モリス |
アーツ・アンド・クラフツは、イギリスの詩人、思想家、デザイナーであるウィリアム・モリス(1834年-1896年)が主導したデザイン運動(アーツ・アンド・クラフツ運動)である。美術工芸運動と表記されることもある。
ヴィクトリア朝の時代、産業革命の結果として大量生産による安価な、しかし粗悪な商品があふれていた。モリスはこうした状況を批判して、中世の手仕事に帰り、生活と芸術を統一することを主張した。
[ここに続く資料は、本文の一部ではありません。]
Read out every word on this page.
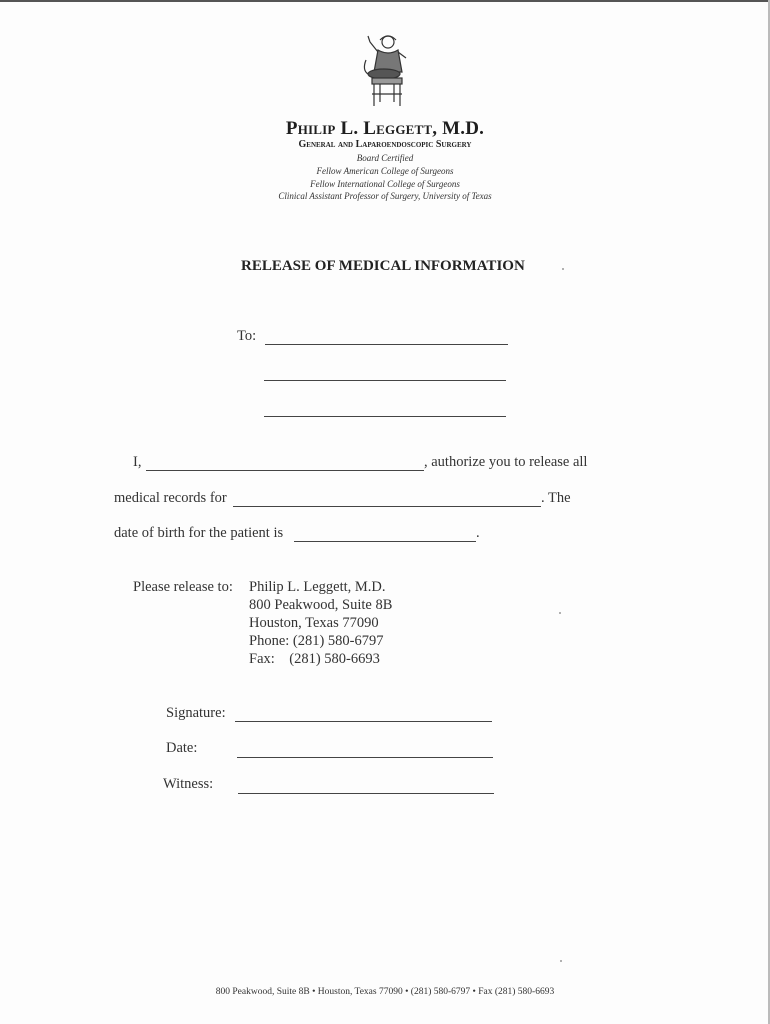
Philip L. Leggett, M.D.
General and Laparoendoscopic Surgery
Board Certified
Fellow American College of Surgeons
Fellow International College of Surgeons
Clinical Assistant Professor of Surgery, University of Texas
RELEASE OF MEDICAL INFORMATION
To:
I,	, authorize you to release all
medical records for	. The
date of birth for the patient is	.
Please release to: Philip L. Leggett, M.D.
800 Peakwood, Suite 8B
Houston, Texas 77090
Phone: (281) 580-6797
Fax:    (281) 580-6693
Signature:
Date:
Witness:
800 Peakwood, Suite 8B • Houston, Texas 77090 • (281) 580-6797 • Fax (281) 580-6693
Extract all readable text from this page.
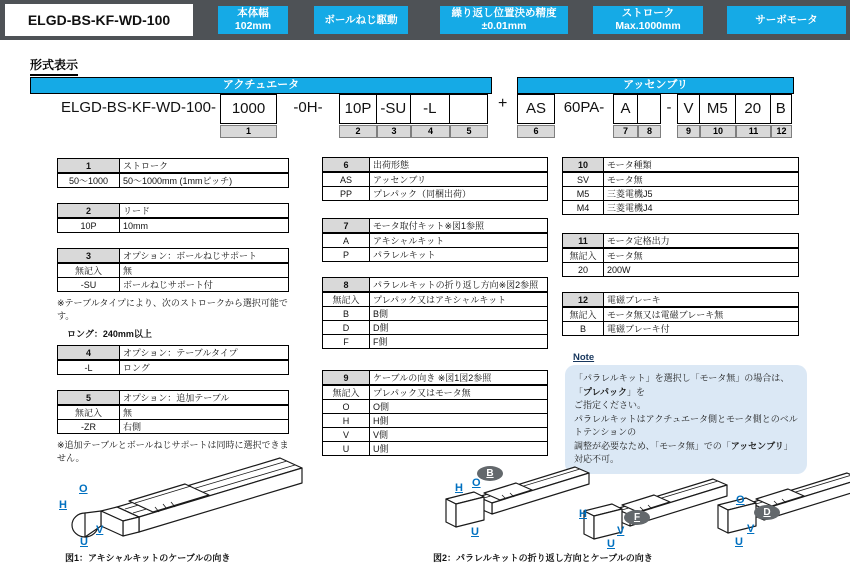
ELGD-BS-KF-WD-100	本体幅
102mm
ボールねじ駆動
繰り返し位置決め精度
±0.01mm
ストローク
Max.1000mm
サーボモータ
形式表示
アクチュエータ
ELGD-BS-KF-WD-100-	1000
1
-0H-	10P
2
-SU
3
-L
4	5
+
アッセンブリ
AS
6
60PA-	A
7	8
- V
9
M5
10
20
11
B
12
1	ストローク
50～1000	50～1000mm (1mmピッチ)
2	リード
10P	10mm
3	オプション：ボールねじサポート
無記入	無
-SU	ボールねじサポート付
※テーブルタイプにより、次のストロークから選択可能です。
ロング：240mm以上
4	オプション：テーブルタイプ
-L	ロング
5	オプション：追加テーブル
無記入	無
-ZR	右側
※追加テーブルとボールねじサポートは同時に選択できません。
6	出荷形態
AS	アッセンブリ
PP	プレパック（同梱出荷）
7	モータ取付キット※図1参照
A	アキシャルキット
P	パラレルキット
8	パラレルキットの折り返し方向※図2参照
無記入	プレパック又はアキシャルキット
B	B側
D	D側
F	F側
9	ケーブルの向き ※図1図2参照
無記入	プレパック又はモータ無
O	O側
H	H側
V	V側
U	U側
10	モータ種類
SV	モータ無
M5	三菱電機J5
M4	三菱電機J4
11	モータ定格出力
無記入	モータ無
20	200W
12	電磁ブレーキ
無記入	モータ無又は電磁ブレーキ無
B	電磁ブレーキ付
Note

「パラレルキット」を選択し「モータ無」の場合は、「プレパック」を

ご指定ください。

パラレルキットはアクチュエータ側とモータ側とのベルトテンションの

調整が必要なため、「モータ無」での「アッセンブリ」対応不可。

O
H
V
U
図1：アキシャルキットのケーブルの向き
B
H O
U
F
H
V
U
D
O
V
U
図2：パラレルキットの折り返し方向とケーブルの向き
モリス商会を設立し、装飾された書籍(ケルムスコット・プレス)やインテリア製品(壁紙や家具、ステンドグラス)などを製作した。
モリスの運動自体は、結局高価な製品を作ることになってしまい、裕福な階層にしか使えなかったという批判もあるが、生活と芸術を一致させようとしたモリスの思想は各国にも大きな刺激を与え、アール・ヌーヴォー、ウィーン分離派、ユーゲント・シュティールなど各国の美術運動にその影響が見られる。日本の柳宗悦もモリスの運動に共感を寄せ、1929年、かつてモリスが活動していたケルムスコットを訪れた。柳の民芸運動は日本独自のものであるが、トルストイの近代芸術批判の影響から出発し、アーツ・アンド・クラフツの影響も見られる。